Question

A block of mass M slides along a horizontal table with speed $v_0.$ At x=0 it hit's a spring with spring constant k and begins to experience a friction force. The coefficient of friction is variable and is given by $\mu =bx$ where b is a positive constant. Find the loss in mechanical energy when the block has first come momentarily to rest.

• A. $\frac{bg{V}_0^2{M}^2}{(k+Mg)}$
• B. $\frac{bg{V}_0^2{M}^2}{(k+bMg)}$
• C. $\frac{bg{V}_0^2{M}^2}{2(k+bMg)}$
• D. $\frac{V_0^2{M}^2}{2(k+bMg)}$

Answer 1

Answer: (C)

$\frac{bg{V}_0^2{M}^2}{2(k+bMg)}$

The retarding forces acting on the block at some coordinate $x$ are $kx$ and $\mu Mgx$

When the block comes at rest at some distance $x_0$ from $x=0$, all the kinetic energy goes into the heat produced by friction until that point and potential energy of spring attained.
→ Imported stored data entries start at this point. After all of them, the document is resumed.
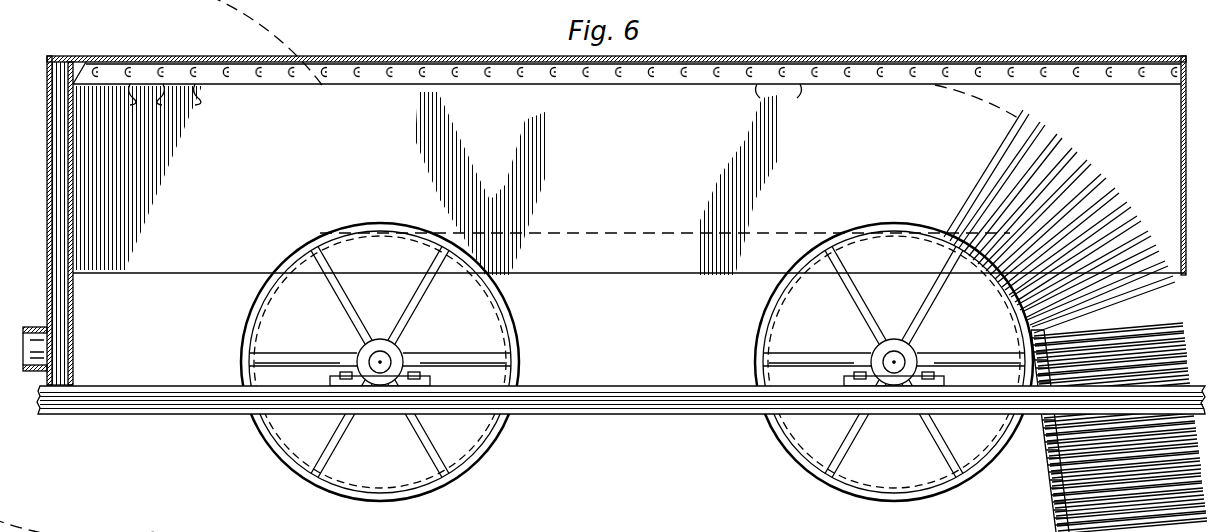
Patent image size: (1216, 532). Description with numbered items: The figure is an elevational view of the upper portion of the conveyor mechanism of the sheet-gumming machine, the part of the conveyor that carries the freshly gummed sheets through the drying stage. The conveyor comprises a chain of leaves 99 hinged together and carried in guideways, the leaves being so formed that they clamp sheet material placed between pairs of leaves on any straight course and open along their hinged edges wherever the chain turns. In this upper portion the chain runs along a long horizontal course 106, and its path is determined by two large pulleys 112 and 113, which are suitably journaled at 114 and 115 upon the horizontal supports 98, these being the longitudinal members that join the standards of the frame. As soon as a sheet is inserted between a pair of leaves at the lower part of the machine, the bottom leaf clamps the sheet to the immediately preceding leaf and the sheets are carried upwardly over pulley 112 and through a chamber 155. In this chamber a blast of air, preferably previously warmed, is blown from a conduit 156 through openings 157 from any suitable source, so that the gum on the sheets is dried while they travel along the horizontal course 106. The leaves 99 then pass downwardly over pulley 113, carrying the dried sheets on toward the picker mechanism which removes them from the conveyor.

The longitudinal member 98 is at (630, 416).
The leaves 99 is at (1130, 196).
The horizontal course 106 is at (665, 231).
The large pulley 112 is at (825, 488).
The large pulley 113 is at (452, 478).
The journal 114 is at (900, 362).
The journal 115 is at (386, 362).
The chamber 155 is at (1103, 70).
The conduit 156 is at (70, 185).
The openings 157 is at (195, 66).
$⟹\frac{1}{2}M{v}_0^2=\frac{1}{2}k{x}_0^2+{\int }_0^{x_0}bMgxdx$

$=\frac{1}{2}k{x}_0^2+\frac{1}{2}bMg{x}_0^2$

$⟹x_0=\sqrt{\frac{M{v}_0^2}{k+2bMg}}$
Loss in mechanical energy is due to friction only,

Thus loss in mechanical energy=$\frac{1}{2}bMg{x}_0^2$

$=\frac{bg{v}_0^2{M}^2}{2(k+bMg)}$